CHRONOLOGIE DES FAITS
concernant la « Fraternité sacerdotale de Saint-Pie-X » (fondée le 1-11-1970)

     9 mars 1974: Lettre de convocation adressée par le cardinal Garrone à Mgr Mamie pour une réunion le 26 mars 1974.
     26 mars 1974: Réunion à Rome: le cardinal Garrone, préfet de la congrégation pour l'Enseignement catholique; le cardinal Wright, préfet de la congrégation pour le Clergé; Mgr Mayer, secrétaire de la congrégation pour les Religieux; Mgr Adam et Mgr Mamie.

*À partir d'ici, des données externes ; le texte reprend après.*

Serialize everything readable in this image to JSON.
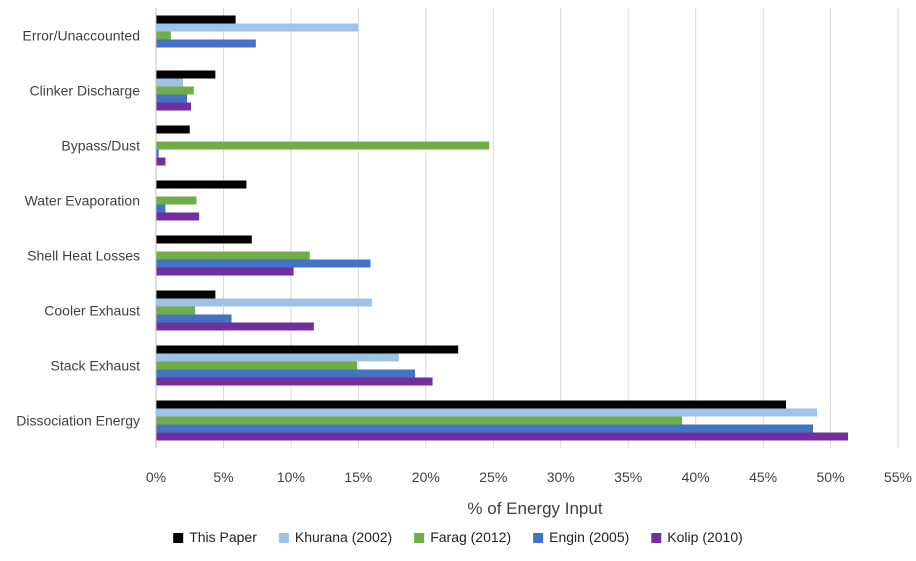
{
  "chart_data": {
    "type": "bar",
    "orientation": "horizontal",
    "categories": [
      "Error/Unaccounted",
      "Clinker Discharge",
      "Bypass/Dust",
      "Water Evaporation",
      "Shell Heat Losses",
      "Cooler Exhaust",
      "Stack Exhaust",
      "Dissociation Energy"
    ],
    "series": [
      {
        "name": "This Paper",
        "color": "#000000",
        "values": [
          5.9,
          4.4,
          2.5,
          6.7,
          7.1,
          4.4,
          22.4,
          46.7
        ]
      },
      {
        "name": "Khurana (2002)",
        "color": "#9DC3E6",
        "values": [
          15.0,
          2.0,
          0.0,
          0.0,
          0.0,
          16.0,
          18.0,
          49.0
        ]
      },
      {
        "name": "Farag (2012)",
        "color": "#70AD47",
        "values": [
          1.1,
          2.8,
          24.7,
          3.0,
          11.4,
          2.9,
          14.9,
          39.0
        ]
      },
      {
        "name": "Engin (2005)",
        "color": "#4472C4",
        "values": [
          7.4,
          2.3,
          0.2,
          0.7,
          15.9,
          5.6,
          19.2,
          48.7
        ]
      },
      {
        "name": "Kolip (2010)",
        "color": "#7030A0",
        "values": [
          0.0,
          2.6,
          0.7,
          3.2,
          10.2,
          11.7,
          20.5,
          51.3
        ]
      }
    ],
    "title": "",
    "xlabel": "% of Energy Input",
    "ylabel": "",
    "xlim": [
      0,
      55
    ],
    "xticks": [
      "0%",
      "5%",
      "10%",
      "15%",
      "20%",
      "25%",
      "30%",
      "35%",
      "40%",
      "45%",
      "50%",
      "55%"
    ],
    "grid": "vertical",
    "legend_position": "bottom"
  }
}
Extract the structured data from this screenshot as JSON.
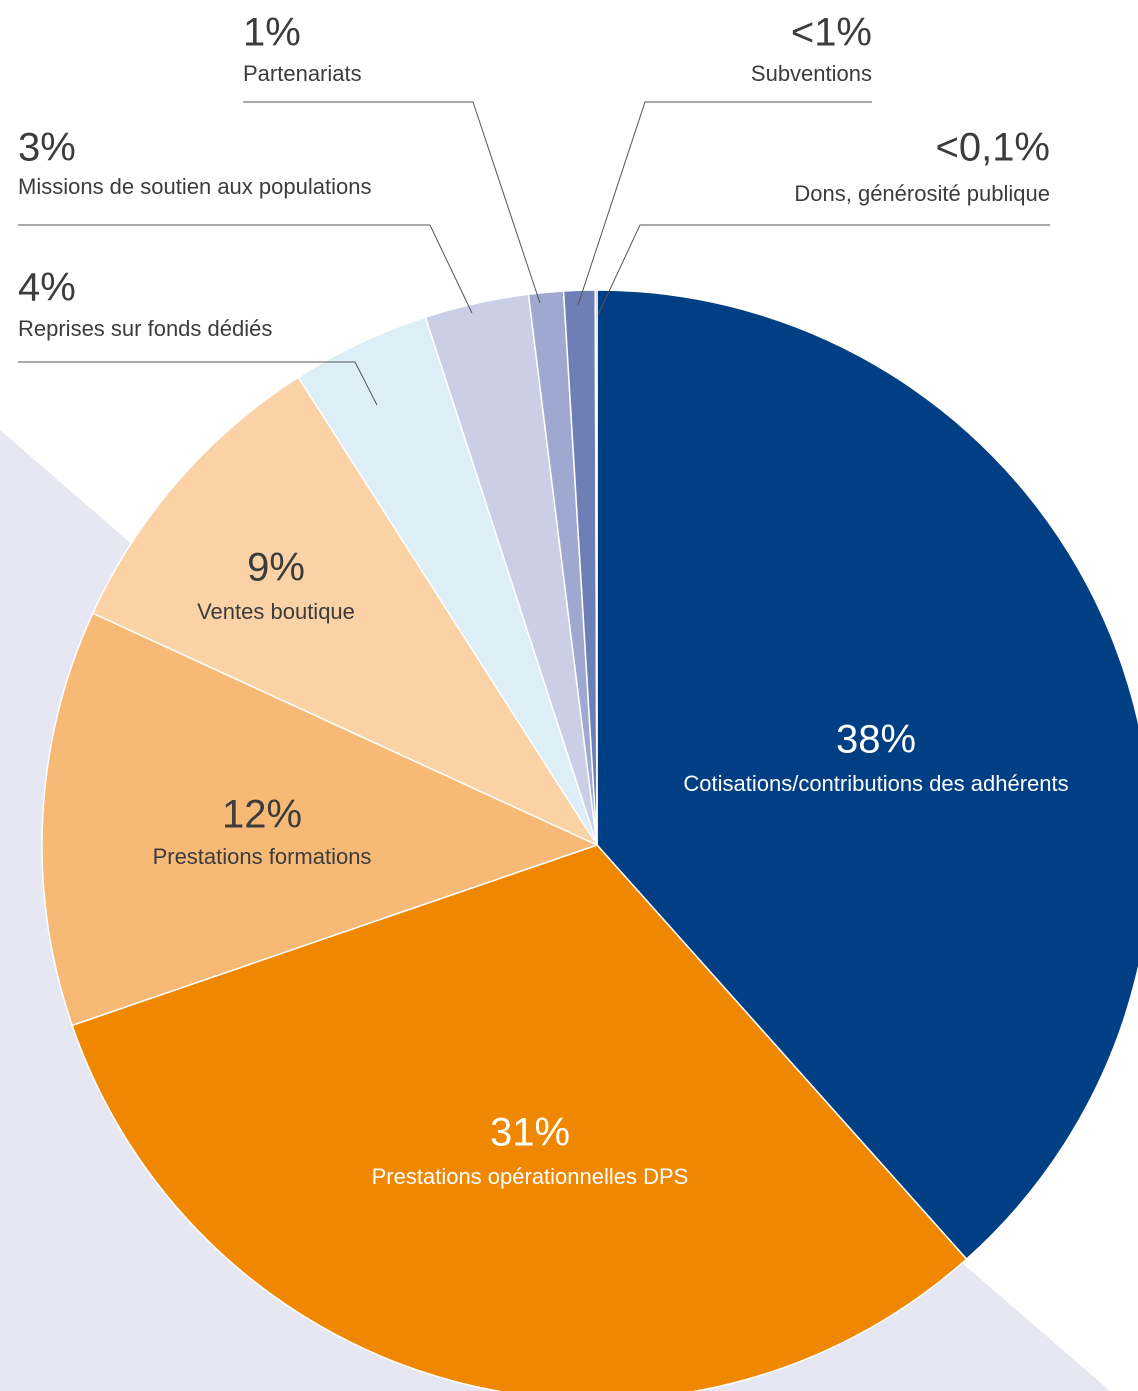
{
  "chart_data": {
    "type": "pie",
    "categories": [
      "Cotisations/contributions des adhérents",
      "Prestations opérationnelles DPS",
      "Prestations formations",
      "Ventes boutique",
      "Reprises sur fonds dédiés",
      "Missions de soutien aux populations",
      "Partenariats",
      "Subventions",
      "Dons, générosité publique"
    ],
    "values": [
      38,
      31,
      12,
      9,
      4,
      3,
      1,
      0.9,
      0.05
    ],
    "value_labels": [
      "38%",
      "31%",
      "12%",
      "9%",
      "4%",
      "3%",
      "1%",
      "<1%",
      "<0,1%"
    ],
    "colors": [
      "#003f84",
      "#f08700",
      "#f7b976",
      "#fbd1a6",
      "#ddeef7",
      "#cbcfe6",
      "#9ea8d0",
      "#6e7fb5",
      "#4a5c9d"
    ]
  }
}
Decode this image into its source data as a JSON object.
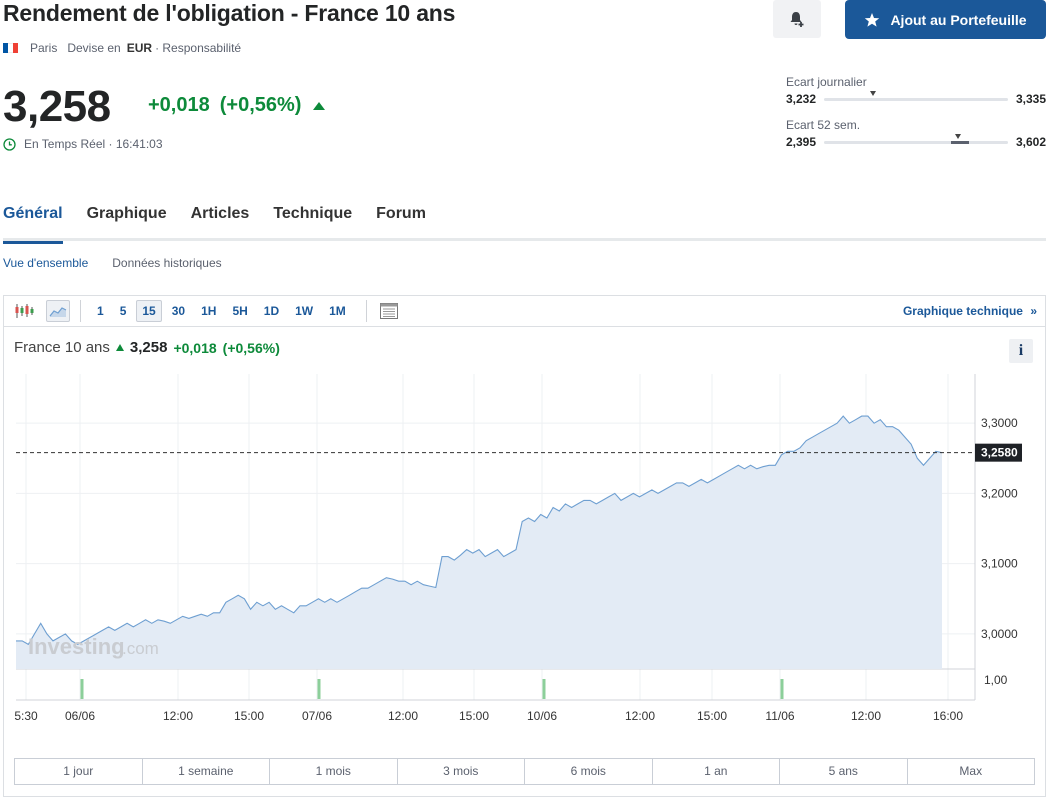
{
  "header": {
    "title": "Rendement de l'obligation - France 10 ans",
    "exchange": "Paris",
    "currency_prefix": "Devise en",
    "currency": "EUR",
    "disclaimer": "· Responsabilité",
    "portfolio_button": "Ajout au Portefeuille",
    "flag_colors": [
      "#0055a4",
      "#ffffff",
      "#ef4135"
    ]
  },
  "quote": {
    "price": "3,258",
    "change": "+0,018",
    "change_pct": "(+0,56%)",
    "realtime": "En Temps Réel · 16:41:03",
    "up_color": "#0d8a3a"
  },
  "ranges": {
    "daily": {
      "label": "Ecart journalier",
      "low": "3,232",
      "high": "3,335",
      "marker": 0.25
    },
    "week52": {
      "label": "Ecart 52 sem.",
      "low": "2,395",
      "high": "3,602",
      "marker": 0.71
    }
  },
  "tabs": [
    "Général",
    "Graphique",
    "Articles",
    "Technique",
    "Forum"
  ],
  "subtabs": [
    "Vue d'ensemble",
    "Données historiques"
  ],
  "chart_toolbar": {
    "intervals": [
      "1",
      "5",
      "15",
      "30",
      "1H",
      "5H",
      "1D",
      "1W",
      "1M"
    ],
    "active_interval": "15",
    "tech_link": "Graphique technique",
    "tech_link_arrow": "»"
  },
  "chart_header": {
    "name": "France 10 ans",
    "last": "3,258",
    "change": "+0,018",
    "change_pct": "(+0,56%)",
    "info": "i"
  },
  "watermark": {
    "brand": "Investing",
    "suffix": ".com"
  },
  "chart_data": {
    "type": "area",
    "ylim": [
      2.95,
      3.37
    ],
    "y_ticks": [
      "3,3000",
      "3,2000",
      "3,1000",
      "3,0000"
    ],
    "y_tick_values": [
      3.3,
      3.2,
      3.1,
      3.0
    ],
    "last_value": 3.258,
    "last_label": "3,2580",
    "x_labels": [
      "5:30",
      "06/06",
      "12:00",
      "15:00",
      "07/06",
      "12:00",
      "15:00",
      "10/06",
      "12:00",
      "15:00",
      "11/06",
      "12:00",
      "16:00"
    ],
    "volume_label": "1,00",
    "series": [
      {
        "values": [
          2.99,
          2.99,
          2.985,
          3.0,
          3.015,
          3.0,
          2.99,
          2.995,
          3.0,
          2.99,
          2.985,
          2.99,
          2.995,
          3.0,
          3.005,
          3.01,
          3.005,
          3.01,
          3.015,
          3.01,
          3.015,
          3.02,
          3.015,
          3.02,
          3.018,
          3.015,
          3.02,
          3.025,
          3.022,
          3.025,
          3.028,
          3.025,
          3.03,
          3.03,
          3.045,
          3.05,
          3.055,
          3.05,
          3.035,
          3.045,
          3.04,
          3.045,
          3.035,
          3.04,
          3.035,
          3.03,
          3.04,
          3.04,
          3.045,
          3.05,
          3.045,
          3.05,
          3.045,
          3.05,
          3.055,
          3.06,
          3.065,
          3.065,
          3.07,
          3.075,
          3.08,
          3.078,
          3.075,
          3.075,
          3.07,
          3.075,
          3.07,
          3.068,
          3.066,
          3.11,
          3.11,
          3.105,
          3.112,
          3.12,
          3.115,
          3.12,
          3.11,
          3.115,
          3.12,
          3.11,
          3.115,
          3.12,
          3.16,
          3.165,
          3.16,
          3.17,
          3.165,
          3.18,
          3.175,
          3.185,
          3.18,
          3.185,
          3.19,
          3.19,
          3.185,
          3.19,
          3.195,
          3.2,
          3.19,
          3.195,
          3.2,
          3.195,
          3.2,
          3.205,
          3.2,
          3.205,
          3.21,
          3.215,
          3.215,
          3.21,
          3.215,
          3.22,
          3.215,
          3.22,
          3.225,
          3.23,
          3.235,
          3.24,
          3.235,
          3.24,
          3.235,
          3.238,
          3.24,
          3.24,
          3.255,
          3.26,
          3.26,
          3.265,
          3.275,
          3.28,
          3.285,
          3.29,
          3.295,
          3.3,
          3.31,
          3.3,
          3.305,
          3.31,
          3.31,
          3.3,
          3.305,
          3.295,
          3.295,
          3.29,
          3.28,
          3.27,
          3.25,
          3.24,
          3.25,
          3.26,
          3.258
        ],
        "color": "#6e9fd1",
        "fill": "#e3ebf5"
      }
    ],
    "volume_ticks": [
      1,
      1,
      1,
      1
    ]
  },
  "periods": [
    "1 jour",
    "1 semaine",
    "1 mois",
    "3 mois",
    "6 mois",
    "1 an",
    "5 ans",
    "Max"
  ]
}
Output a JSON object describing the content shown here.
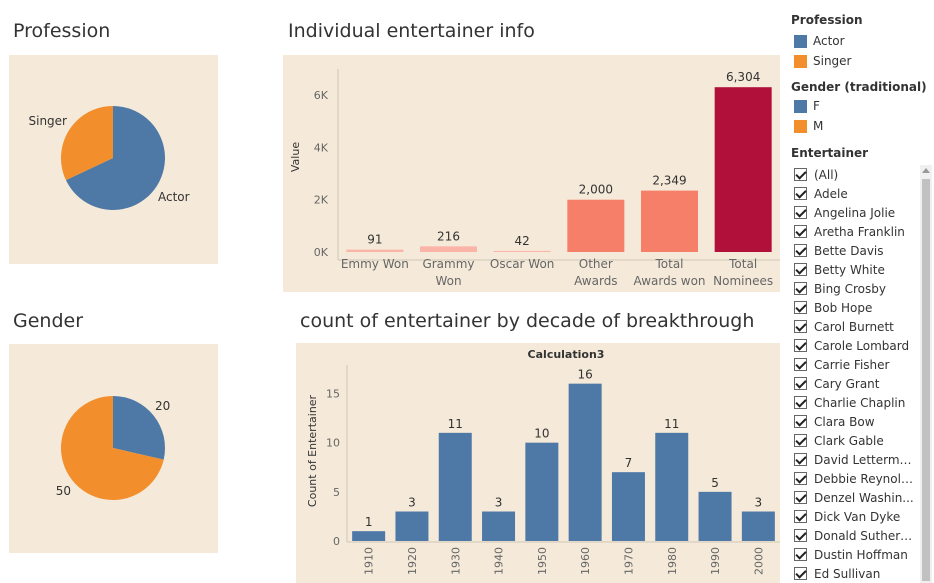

Demande aux intéressés d'un rapport sur la Fraternité de Saint-Pie-X et le séminaire d'Ecône.
     30 mars 1974: Envoi du rapport établi pur Mgr Perroud, vicaire général, avec lettre de Mgr Mamie au cardinal Garrone.
     30 avril 1974: Nouvelle rencontre à Fribourg entre Mgr Lefebvre et Mgr Mamie.
     Juin 1974: Le Saint-Père désigne une Commission cardinalice « ad hoc ».
     23 juin 1974: Réunion de la Commission cardinalice « ad hoc »; conclusion: visite canonique.
     14 novembre 1974: Fribourg: Visite de Mgr Descamps à Mgr Mamie, dans le cadre de la visite canonique.
     21 novembre 1974: Déclaration de Mgr Lefebvre (cf. document 6).
     21 janvier 1975: Réunion de la Commission cardinalice à Rome: Rapport de Mgr Descamps; étude du texte de Mgr Lefebvre du 21 novembre 1974.
     24 janvier 1975: Lettre de Mgr Mamie au cardinal Tabera (document 1).
     Février 1975: Publication dans
Nova et Vetera par le cardinal Journet, d'un article de Jacques Maritain (daté de 1930) publié sous le titre « Intégrisme ? Progressisme ? » (document 2).
     Février-mars 1975: Rencontres à Rome de Mgr Lefebvre avec la Commission cardinalice.
     25 avril 1975: Lettre du cardinal Tabera à Mgr Mamie (document 3).
     6 mai 1975: Lettre de la Commission cardinalice à Mgr Lefebvre (copie à Mgr Mamie accompagnée d'une lettre du cardinal Garrone (document 4).
     6 mai 1975: Lettre de Mgr Mamie à Mgr Lefebvre (document 5).
     8 mai 1975: Editorial de I'Osservatore Romano (document 6).
     9 mai 1975: Communiqué de Mgr Mamie (document 7).
     15 mai 1975: Lettre de Mgr Mamie aux prêtres du diocèse.
     31 mai 1975: Lettre du cardinal Tabera à Mgr Mamie (document 8).
     2 juin 1975: Nouveau communiqué de Mgr Mamie et publication de la lettre de la Commission cardinalice du 6 mai 1975 à Mgr Lefebvre.
     N. B. — Cette chronologie ne comporte que les lettres, documents, réunions on rencontres principaux concernant le problème posé.





DOCUMENTS

1. LETTRE DE MGR MAMIE AU CARDINAL TABERA (4)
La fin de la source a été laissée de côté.